Writing swells and lulls
From 2022. (The New Thing became Another Thing which became 'The Second Chance Book Club'.)
Everything is a little bit inbetween.
I’m in a lull. I’ve returned the final corrections of FOUND IN A BOOKSHOP to my publisher, and I’ve sent off a proposal and first 10,00 words of my (maybe) new book to my agent, to see if it’s got legs.
Things are going to start happening, soon: cover designs, press requests, getting events in the diary. And feedback from my agent, which will mean either more writing on the New Thing, or thinking about Another Thing.
It’s not quite accurate to say that I’m waiting. There are my much-loved writing-adjacent activities going on. Preparing the upcoming retreat; mentoring; manuscript assessments; and reading and researching the New Thing (because though I’m waiting for confirmation, my instinct is that there’s something in it).
So, not precisely waiting. What I'm doing is closer to lulling.
(As opposed to lolling, which Harris is an expert in.)
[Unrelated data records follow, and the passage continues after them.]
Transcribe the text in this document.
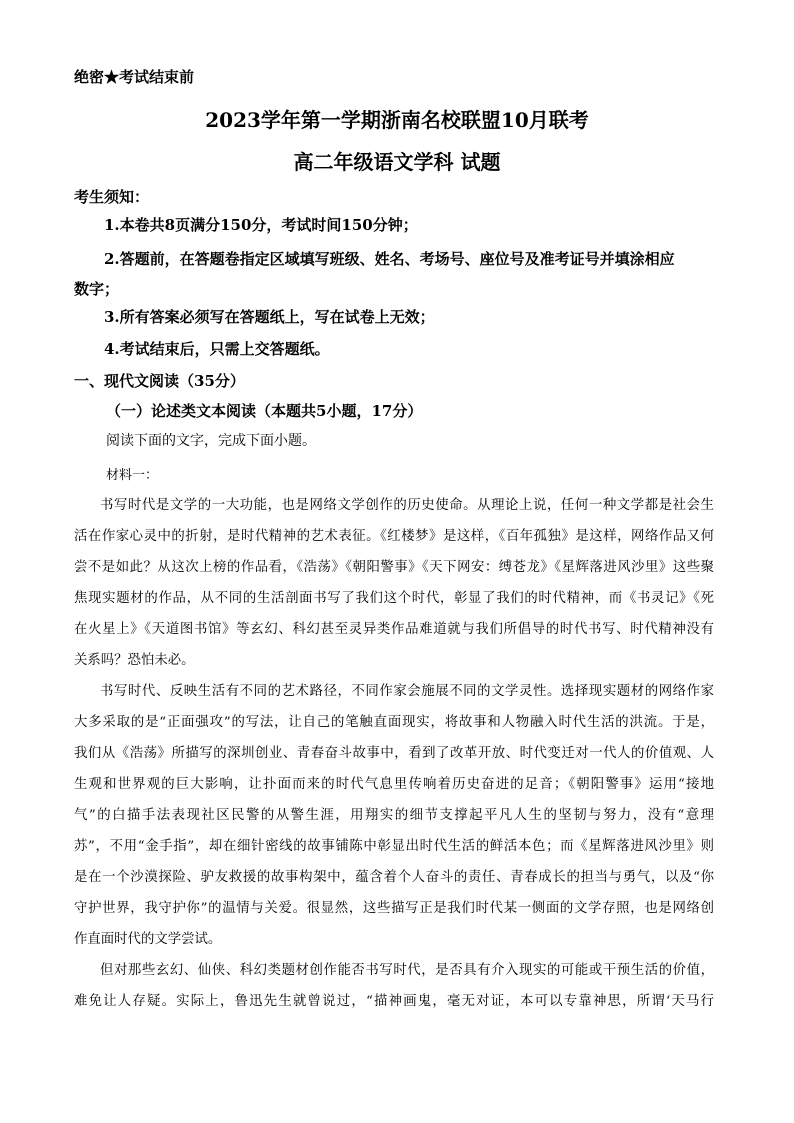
绝密★考试结束前
2023学年第一学期浙南名校联盟10月联考
高二年级语文学科 试题
考生须知：
1.本卷共8页满分150分，考试时间150分钟；
2.答题前，在答题卷指定区域填写班级、姓名、考场号、座位号及准考证号并填涂相应
数字；
3.所有答案必须写在答题纸上，写在试卷上无效；
4.考试结束后，只需上交答题纸。
一、现代文阅读（35分）
（一）论述类文本阅读（本题共5小题，17分）
阅读下面的文字，完成下面小题。
材料一：
书写时代是文学的一大功能，也是网络文学创作的历史使命。从理论上说，任何一种文学都是社会生
活在作家心灵中的折射，是时代精神的艺术表征。《红楼梦》是这样，《百年孤独》是这样，网络作品又何
尝不是如此？从这次上榜的作品看，《浩荡》《朝阳警事》《天下网安：缚苍龙》《星辉落进风沙里》这些聚
焦现实题材的作品，从不同的生活剖面书写了我们这个时代，彰显了我们的时代精神，而《书灵记》《死
在火星上》《天道图书馆》等玄幻、科幻甚至灵异类作品难道就与我们所倡导的时代书写、时代精神没有
关系吗？恐怕未必。
书写时代、反映生活有不同的艺术路径，不同作家会施展不同的文学灵性。选择现实题材的网络作家
大多采取的是“正面强攻”的写法，让自己的笔触直面现实，将故事和人物融入时代生活的洪流。于是，
我们从《浩荡》所描写的深圳创业、青春奋斗故事中，看到了改革开放、时代变迁对一代人的价值观、人
生观和世界观的巨大影响，让扑面而来的时代气息里传响着历史奋进的足音；《朝阳警事》运用“接地
气”的白描手法表现社区民警的从警生涯，用翔实的细节支撑起平凡人生的坚韧与努力，没有“意理
苏”，不用“金手指”，却在细针密线的故事铺陈中彰显出时代生活的鲜活本色；而《星辉落进风沙里》则
是在一个沙漠探险、驴友救援的故事构架中，蕴含着个人奋斗的责任、青春成长的担当与勇气，以及“你
守护世界，我守护你”的温情与关爱。很显然，这些描写正是我们时代某一侧面的文学存照，也是网络创
作直面时代的文学尝试。
但对那些玄幻、仙侠、科幻类题材创作能否书写时代，是否具有介入现实的可能或干预生活的价值，
难免让人存疑。实际上，鲁迅先生就曾说过，“描神画鬼，毫无对证，本可以专靠神思，所谓‘天马行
It’s taken me a long time to realise that this is okay. For years I thought I needed to write every day.* If I had a week of low energy when I mostly read and walked and wondered, I also lay awake at night fretting about whether I was ever going to write another word. If I felt a bit lousy I Pressed On, because apparently I thought the creativity gods enjoyed watching someone with a headache and a temperature dredge up 500 feverish words that they would delete the next day.
Now I am much more relaxed about the way that there are - and will always be - lulls and swells in my creative life. Some of them are external: the rhythms of publishing, the simple fact of the time it takes to think and draft and write and polish a novel into existence. And some of them are internal. Motivation; imagination; energy; concentration; headspace.. all of these things vary.
I’ve learned not to get anxious about lulls and swells, though it has taken a while for me to get to get here. Whichever one I’m in, I know it won’t last. Everything gets there in the end. So whatever you're doing, whether you are lulling or swelling, take a breath, do what you can do today, and trust that you'll get where you're going.
*For a while, I probably did need to write every day: I had to cure myself of the idea that there needed to be a specific time and headspace in which writing was possible.